Les intelligences artificielles, tout le monde en parle, beaucoup flirtent avec, mais peu les pratiquent au quotidien et de manière professionnelle. Gilles Guerraz fait partie de ces derniers. Ce réalisateur, qui a travaillé à plusieurs reprises pour Entrecom, semble avoir totalement franchi le pas.

Comment avez-vous découvert les IA génératives ?

Gilles Guerraz : J’ai derrière moi une quinzaine d’années de réalisation avec des publicités TV ou digitales, des vidéos corporate, etc.
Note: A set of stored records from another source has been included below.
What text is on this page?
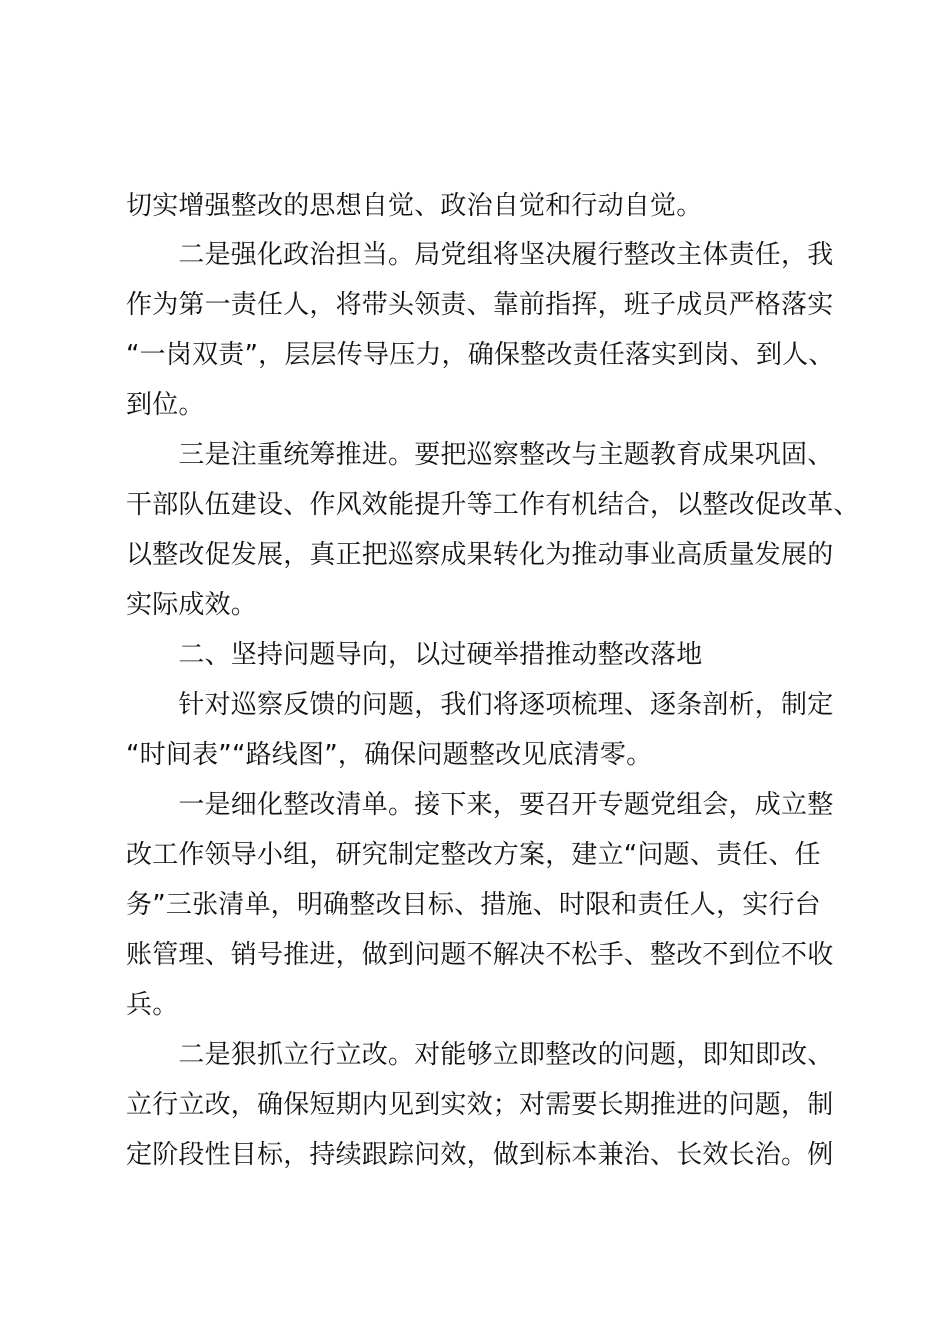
切实增强整改的思想自觉、政治自觉和行动自觉。
　　二是强化政治担当。局党组将坚决履行整改主体责任，我
作为第一责任人，将带头领责、靠前指挥，班子成员严格落实
“一岗双责”，层层传导压力，确保整改责任落实到岗、到人、
到位。
　　三是注重统筹推进。要把巡察整改与主题教育成果巩固、
干部队伍建设、作风效能提升等工作有机结合，以整改促改革、
以整改促发展，真正把巡察成果转化为推动事业高质量发展的
实际成效。
　　二、坚持问题导向，以过硬举措推动整改落地
　　针对巡察反馈的问题，我们将逐项梳理、逐条剖析，制定
“时间表”“路线图”，确保问题整改见底清零。
　　一是细化整改清单。接下来，要召开专题党组会，成立整
改工作领导小组，研究制定整改方案，建立“问题、责任、任
务”三张清单，明确整改目标、措施、时限和责任人，实行台
账管理、销号推进，做到问题不解决不松手、整改不到位不收
兵。
　　二是狠抓立行立改。对能够立即整改的问题，即知即改、
立行立改，确保短期内见到实效；对需要长期推进的问题，制
定阶段性目标，持续跟踪问效，做到标本兼治、长效长治。例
Créer des images, cela a toujours été “mon truc”. J’ai commencé à m’intéresser naturellement aux IA génératives pendant l’été 2022… et je me suis rapidement laissé prendre par toutes les possibilités offertes par cette technologie. J’ai découvert un média qui me permet d’assouvir mes fantasmes de créateur d’images. Je trouve ça fascinant encore aujourd’hui.
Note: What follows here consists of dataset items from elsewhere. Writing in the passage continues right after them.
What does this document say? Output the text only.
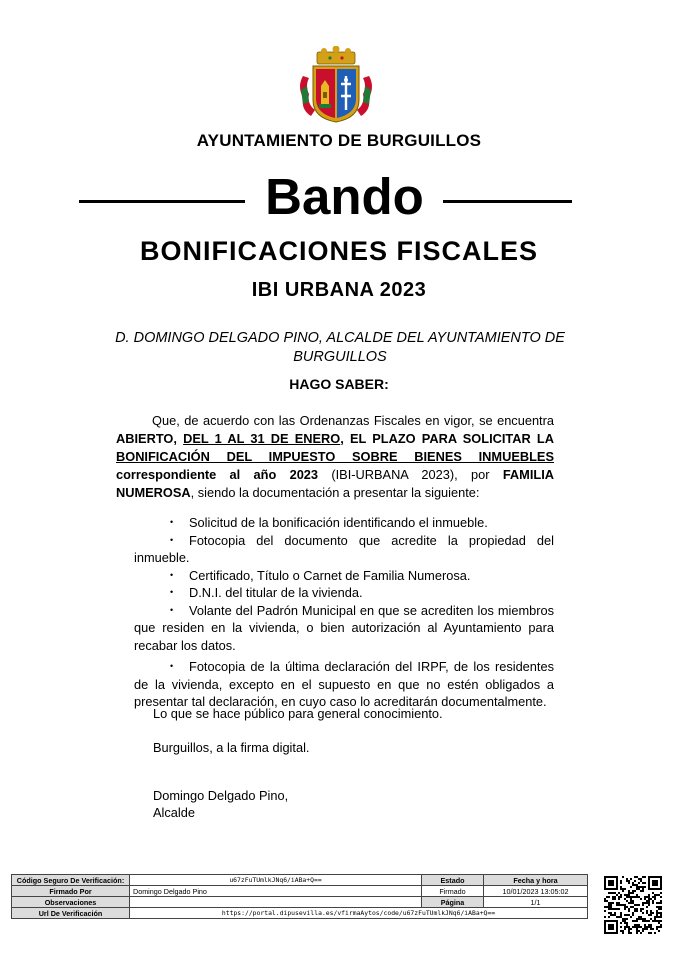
AYUNTAMIENTO DE BURGUILLOS
Bando
BONIFICACIONES FISCALES
IBI URBANA 2023
D. DOMINGO DELGADO PINO, ALCALDE DEL AYUNTAMIENTO DE BURGUILLOS
HAGO SABER:
Que, de acuerdo con las Ordenanzas Fiscales en vigor, se encuentra ABIERTO, DEL 1 AL 31 DE ENERO, EL PLAZO PARA SOLICITAR LA BONIFICACIÓN DEL IMPUESTO SOBRE BIENES INMUEBLES correspondiente al año 2023 (IBI-URBANA 2023), por FAMILIA NUMEROSA, siendo la documentación a presentar la siguiente:
• Solicitud de la bonificación identificando el inmueble.
• Fotocopia del documento que acredite la propiedad del inmueble.
• Certificado, Título o Carnet de Familia Numerosa.
• D.N.I. del titular de la vivienda.
• Volante del Padrón Municipal en que se acrediten los miembros que residen en la vivienda, o bien autorización al Ayuntamiento para recabar los datos.
• Fotocopia de la última declaración del IRPF, de los residentes de la vivienda, excepto en el supuesto en que no estén obligados a presentar tal declaración, en cuyo caso lo acreditarán documentalmente.
Lo que se hace público para general conocimiento.
Burguillos, a la firma digital.
Domingo Delgado Pino,
Alcalde
Código Seguro De Verificación:	u67zFuTUmlkJNq6/iABa+Q==	Estado	Fecha y hora
Firmado Por	Domingo Delgado Pino	Firmado	10/01/2023 13:05:02
Observaciones		Página	1/1
Url De Verificación	https://portal.dipusevilla.es/vfirmaAytos/code/u67zFuTUmlkJNq6/iABa+Q==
Vous êtes désormais reconnu pour votre bonne connaissance de l’IA, comment s’est passée la transition ?

G.G. : J’ai pris la parole assez vite sur LinkedIn puis j’ai créé ma newsletter thématique. J’ai rapidement été sollicité pour effectuer des missions de création de contenus générés par l’IA et même pour organiser des formations. Mon premier projet 100% IA date du mois de mai 2023. Moins d'un an plus tard, les projets liés aux intelligences artificielles représentent plus de 70% de mon activité professionnelle. Donc on peut dire que la transition a été rapide !

Vous continuez malgré tout les tournages classiques ?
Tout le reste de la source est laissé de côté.